Afghanistan’s withdrawal raises concerns about kidnapped Americans

Washington (AP) — As the United States moves to withdraw its troops from Afghanistan over the next five months, there is growing concern about one American at risk of being left behind.

Mark Frerichs, a contractor in Lombard, Illinois, believed that it had been held by the Taliban-affiliated Haqqani Network for over a year, but President Joe Biden’s Last week’s speech in Afghanistan.. Also, the withdrawal of the army, which is scheduled to be completed by September 11, is conditional on his release from detention, and when the military presence is removed from the country, the United States will have the bargaining power to bring Frerich home. It fueled concerns that it could be lost.

“Every leverage we had has just announced to the world, the Taliban and Haqqani that we will withdraw. It is not only our power, but our military power to save him. It’s also, “said Michael Waltz, a Florida Republican who served in Afghanistan and Green Bellett, in an interview with the AP news agency. “That’s totally disappointing.”

The Biden administration said returning hostages was a top priority. Nevertheless, the fate of a prisoner of war is unlikely to undermine broader policy interest in ending the 20-year war that began in response to the September 11, 2001 attacks. It is not uncommon for the issue of detainees to be hidden by other foreign policy issues, as it happened last week when the administration did not mention Russia’s detention of two Americans. Punitive action against Moscow.

Still, for Frerich’s family, his return is not a factor in withdrawal, as is the fact that the Trump administration signed a peace agreement in February 2020, weeks after it disappeared in Afghanistan while working in Afghanistan. That is a source of frustration about domestic engineering projects.
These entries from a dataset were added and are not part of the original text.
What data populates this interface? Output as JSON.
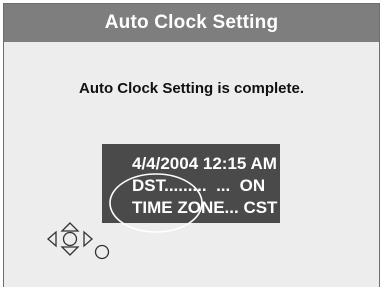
{
  "dialog": {
    "title": "Auto Clock Setting",
    "message": "Auto Clock Setting is complete."
  },
  "info": {
    "datetime": "4/4/2004 12:15 AM",
    "dst_line": "DST.........  ...  ON",
    "timezone_line": "TIME ZONE... CST"
  },
  "controls": {
    "icon": "dpad-navigation-icon",
    "select_icon": "enter-circle-icon"
  },
  "colors": {
    "title_bar": "#7e7e7e",
    "background": "#ededed",
    "info_box": "#4a4a4a"
  }
}
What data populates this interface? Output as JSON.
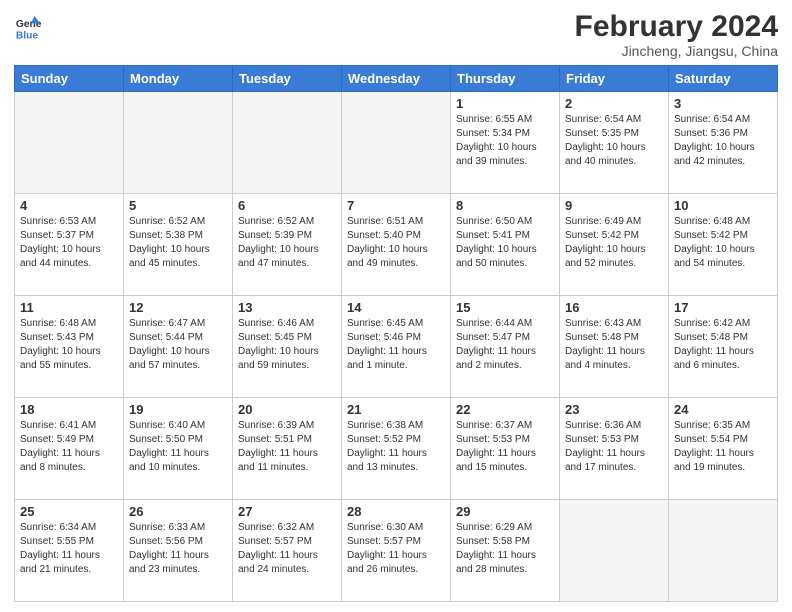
{
  "header": {
    "logo_line1": "General",
    "logo_line2": "Blue",
    "month_title": "February 2024",
    "subtitle": "Jincheng, Jiangsu, China"
  },
  "days_of_week": [
    "Sunday",
    "Monday",
    "Tuesday",
    "Wednesday",
    "Thursday",
    "Friday",
    "Saturday"
  ],
  "weeks": [
    [
      {
        "day": "",
        "info": ""
      },
      {
        "day": "",
        "info": ""
      },
      {
        "day": "",
        "info": ""
      },
      {
        "day": "",
        "info": ""
      },
      {
        "day": "1",
        "info": "Sunrise: 6:55 AM\nSunset: 5:34 PM\nDaylight: 10 hours\nand 39 minutes."
      },
      {
        "day": "2",
        "info": "Sunrise: 6:54 AM\nSunset: 5:35 PM\nDaylight: 10 hours\nand 40 minutes."
      },
      {
        "day": "3",
        "info": "Sunrise: 6:54 AM\nSunset: 5:36 PM\nDaylight: 10 hours\nand 42 minutes."
      }
    ],
    [
      {
        "day": "4",
        "info": "Sunrise: 6:53 AM\nSunset: 5:37 PM\nDaylight: 10 hours\nand 44 minutes."
      },
      {
        "day": "5",
        "info": "Sunrise: 6:52 AM\nSunset: 5:38 PM\nDaylight: 10 hours\nand 45 minutes."
      },
      {
        "day": "6",
        "info": "Sunrise: 6:52 AM\nSunset: 5:39 PM\nDaylight: 10 hours\nand 47 minutes."
      },
      {
        "day": "7",
        "info": "Sunrise: 6:51 AM\nSunset: 5:40 PM\nDaylight: 10 hours\nand 49 minutes."
      },
      {
        "day": "8",
        "info": "Sunrise: 6:50 AM\nSunset: 5:41 PM\nDaylight: 10 hours\nand 50 minutes."
      },
      {
        "day": "9",
        "info": "Sunrise: 6:49 AM\nSunset: 5:42 PM\nDaylight: 10 hours\nand 52 minutes."
      },
      {
        "day": "10",
        "info": "Sunrise: 6:48 AM\nSunset: 5:42 PM\nDaylight: 10 hours\nand 54 minutes."
      }
    ],
    [
      {
        "day": "11",
        "info": "Sunrise: 6:48 AM\nSunset: 5:43 PM\nDaylight: 10 hours\nand 55 minutes."
      },
      {
        "day": "12",
        "info": "Sunrise: 6:47 AM\nSunset: 5:44 PM\nDaylight: 10 hours\nand 57 minutes."
      },
      {
        "day": "13",
        "info": "Sunrise: 6:46 AM\nSunset: 5:45 PM\nDaylight: 10 hours\nand 59 minutes."
      },
      {
        "day": "14",
        "info": "Sunrise: 6:45 AM\nSunset: 5:46 PM\nDaylight: 11 hours\nand 1 minute."
      },
      {
        "day": "15",
        "info": "Sunrise: 6:44 AM\nSunset: 5:47 PM\nDaylight: 11 hours\nand 2 minutes."
      },
      {
        "day": "16",
        "info": "Sunrise: 6:43 AM\nSunset: 5:48 PM\nDaylight: 11 hours\nand 4 minutes."
      },
      {
        "day": "17",
        "info": "Sunrise: 6:42 AM\nSunset: 5:48 PM\nDaylight: 11 hours\nand 6 minutes."
      }
    ],
    [
      {
        "day": "18",
        "info": "Sunrise: 6:41 AM\nSunset: 5:49 PM\nDaylight: 11 hours\nand 8 minutes."
      },
      {
        "day": "19",
        "info": "Sunrise: 6:40 AM\nSunset: 5:50 PM\nDaylight: 11 hours\nand 10 minutes."
      },
      {
        "day": "20",
        "info": "Sunrise: 6:39 AM\nSunset: 5:51 PM\nDaylight: 11 hours\nand 11 minutes."
      },
      {
        "day": "21",
        "info": "Sunrise: 6:38 AM\nSunset: 5:52 PM\nDaylight: 11 hours\nand 13 minutes."
      },
      {
        "day": "22",
        "info": "Sunrise: 6:37 AM\nSunset: 5:53 PM\nDaylight: 11 hours\nand 15 minutes."
      },
      {
        "day": "23",
        "info": "Sunrise: 6:36 AM\nSunset: 5:53 PM\nDaylight: 11 hours\nand 17 minutes."
      },
      {
        "day": "24",
        "info": "Sunrise: 6:35 AM\nSunset: 5:54 PM\nDaylight: 11 hours\nand 19 minutes."
      }
    ],
    [
      {
        "day": "25",
        "info": "Sunrise: 6:34 AM\nSunset: 5:55 PM\nDaylight: 11 hours\nand 21 minutes."
      },
      {
        "day": "26",
        "info": "Sunrise: 6:33 AM\nSunset: 5:56 PM\nDaylight: 11 hours\nand 23 minutes."
      },
      {
        "day": "27",
        "info": "Sunrise: 6:32 AM\nSunset: 5:57 PM\nDaylight: 11 hours\nand 24 minutes."
      },
      {
        "day": "28",
        "info": "Sunrise: 6:30 AM\nSunset: 5:57 PM\nDaylight: 11 hours\nand 26 minutes."
      },
      {
        "day": "29",
        "info": "Sunrise: 6:29 AM\nSunset: 5:58 PM\nDaylight: 11 hours\nand 28 minutes."
      },
      {
        "day": "",
        "info": ""
      },
      {
        "day": "",
        "info": ""
      }
    ]
  ]
}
His sister, Shirley Kakora, said in a statement that the withdrawal of the army “timestamps Mark. It takes 150 days to get him home or we are out of power.”

Democrats Tammy Duckworth and Dick Durbin, Senators of Frerich’s home country, expressed similar concerns in a letter to Biden earlier this year.

In an interview on Monday, Duckworth said Frerich was part of the debate and the administration reassured authorities that he was aware of his case. She said she spoke personally with Biden herself last Thursday and handed him a note with information about the incident.

“He said he knew very well, and he also asked me to let his family know that he knew and was on top of it,” Duckworth said.

The United States has not given much information about Frerich’s fate or status, but confirmed on Monday that it was in active negotiations with the Taliban.

State Department spokesman Ned Price said in a statement that Zalmay Khalilzad, a U.S. peace ambassador working closely with Roger Kirstens, a special presidential envoy on hostage issues, said, “Mr. Frerich’s release to the Taliban. He continues to put pressure on him and continues to improve his position. ” In advanced level efforts in Doha and Islamabad. We put Mark Frerich’s safety first and will not quit his job until he returns to his family safely. “

The AP reported in January that the Taliban during the Trump administration had called for the release of combatants imprisoned for drugs in the United States as part of a broader effort to resolve Afghanistan’s problems. The request prompted a dialogue between the Department of State and the Department of Justice on whether such a liberation could occur, although it did not occur in the end.

Duckworth, who spoke of the case with Khalilzad, said the Taliban continued to “stick” to its release and did not break out of it.

The announced withdrawal from Afghanistan was one of two important foreign policy moves announced by Biden last week. The other involved sanctions against Russia for election interference and hacking of federal agencies.

The White House did not take advantage of the opportunity for U.S. authorities to call Moscow for unjustified detention of at least two Americans: corporate security in Michigan, sentenced to 16 years in prison for espionage. Security executive Paul Whelan and Trevor Reed, a veteran of the Marine Corps, sentenced to nine years in prison after being convicted of a quarrel with Russian police.

Welan’s brother, David, hoped for a reconciliation between Moscow and Washington in a statement, but repatriation (Russia responded to U.S. sanctions with its own diplomatic sanctions) made it more difficult. He said he was also concerned about the possibility.

“First, sanctions continue to make it difficult for both countries to create the relationships and dialogue needed to create conditions that could lead to Paul’s release,” Welan wrote. “Second, sieving the staff of the US Embassy in Russia will make the difficult task of supporting the consulate even more difficult.”